The Pacific Salmon Commission's Fraser River Panel had been forecasting an abundant return of about 23 million sockeye salmon to the Fraser River this year.
However, last Friday it said in a news release that early returns had so far been "less than anticipated" for the gillnet fishery off the east coast of Vancouver Island. Returns to the lower Fraser River were described as "modest."
Water temperatures on the Fraser River have also been climbing. On July 28 the temperature of the water was estimated at 17.8 deg. C, but was forecast to go as high as 20.5 deg. C.
Sustained water temperatures in this range can cause severe stress to migrating sockeye and could lead to severe en-route mortality, said Fisheries and Oceans in its latest assessment.
Fisheries and Oceans as of last week had only confirmed a return of about 300,000 sockeye to the Fraser River, but that estimate only involved early Stuart River and early summer-run sockeye.
Estimates for the majority of returning sockeye coming as the mid-summer run have not yet been provided. Test gillnet and purse seine fisheries will provide more reliable numbers on these later runs.

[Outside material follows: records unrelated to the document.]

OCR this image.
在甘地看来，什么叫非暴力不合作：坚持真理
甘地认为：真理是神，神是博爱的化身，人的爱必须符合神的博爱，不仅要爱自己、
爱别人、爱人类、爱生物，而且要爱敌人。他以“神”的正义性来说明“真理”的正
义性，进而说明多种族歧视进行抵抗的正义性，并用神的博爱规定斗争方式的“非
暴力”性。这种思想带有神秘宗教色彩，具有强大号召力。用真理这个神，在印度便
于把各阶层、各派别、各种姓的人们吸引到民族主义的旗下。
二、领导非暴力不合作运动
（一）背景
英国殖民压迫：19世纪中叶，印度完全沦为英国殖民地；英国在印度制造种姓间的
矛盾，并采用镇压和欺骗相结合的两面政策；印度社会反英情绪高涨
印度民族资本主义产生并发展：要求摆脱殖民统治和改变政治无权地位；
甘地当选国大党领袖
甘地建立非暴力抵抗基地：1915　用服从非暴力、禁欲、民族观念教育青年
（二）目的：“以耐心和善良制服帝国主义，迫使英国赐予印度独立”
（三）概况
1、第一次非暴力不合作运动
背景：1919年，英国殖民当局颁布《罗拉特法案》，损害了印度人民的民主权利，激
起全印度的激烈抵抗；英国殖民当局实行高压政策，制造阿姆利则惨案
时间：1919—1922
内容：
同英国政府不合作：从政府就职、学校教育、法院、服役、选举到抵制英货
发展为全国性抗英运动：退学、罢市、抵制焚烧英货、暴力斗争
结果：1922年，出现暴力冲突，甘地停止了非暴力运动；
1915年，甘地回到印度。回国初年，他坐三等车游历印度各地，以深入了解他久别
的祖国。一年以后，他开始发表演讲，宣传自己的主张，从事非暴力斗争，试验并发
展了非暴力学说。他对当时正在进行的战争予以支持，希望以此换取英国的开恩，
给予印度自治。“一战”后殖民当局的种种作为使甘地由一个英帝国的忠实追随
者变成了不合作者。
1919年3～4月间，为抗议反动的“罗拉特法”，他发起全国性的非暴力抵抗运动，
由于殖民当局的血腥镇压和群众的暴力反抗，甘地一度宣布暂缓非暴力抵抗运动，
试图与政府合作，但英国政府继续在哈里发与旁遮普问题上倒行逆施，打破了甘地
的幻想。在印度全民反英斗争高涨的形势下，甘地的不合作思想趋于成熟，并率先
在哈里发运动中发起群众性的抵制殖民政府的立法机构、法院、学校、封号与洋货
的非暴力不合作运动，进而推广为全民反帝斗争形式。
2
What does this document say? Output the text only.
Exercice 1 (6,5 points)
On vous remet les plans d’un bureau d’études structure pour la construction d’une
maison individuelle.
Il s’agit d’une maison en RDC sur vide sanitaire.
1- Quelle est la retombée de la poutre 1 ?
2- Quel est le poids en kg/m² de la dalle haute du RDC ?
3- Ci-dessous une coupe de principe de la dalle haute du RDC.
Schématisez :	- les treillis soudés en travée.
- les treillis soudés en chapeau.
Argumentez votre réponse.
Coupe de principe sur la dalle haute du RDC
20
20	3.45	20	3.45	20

Officials have good reasons to be cautious when estimating sockeye salmon run sizes in B.C..
In 2009, Fisheries and Oceans Canada predicted a huge return of 10 million fish to the Fraser River. When only a million showed up, the apparent collapse of that fishery prompted a $26 million federal inquiry.
In 1995 the returns in the area were so low there were fears the fishery was collapsing.
The sockeye salmon season begins in mid-July and lasts until mid-September with the bulk of the run beginning to arrive in B.C.rivers in early August.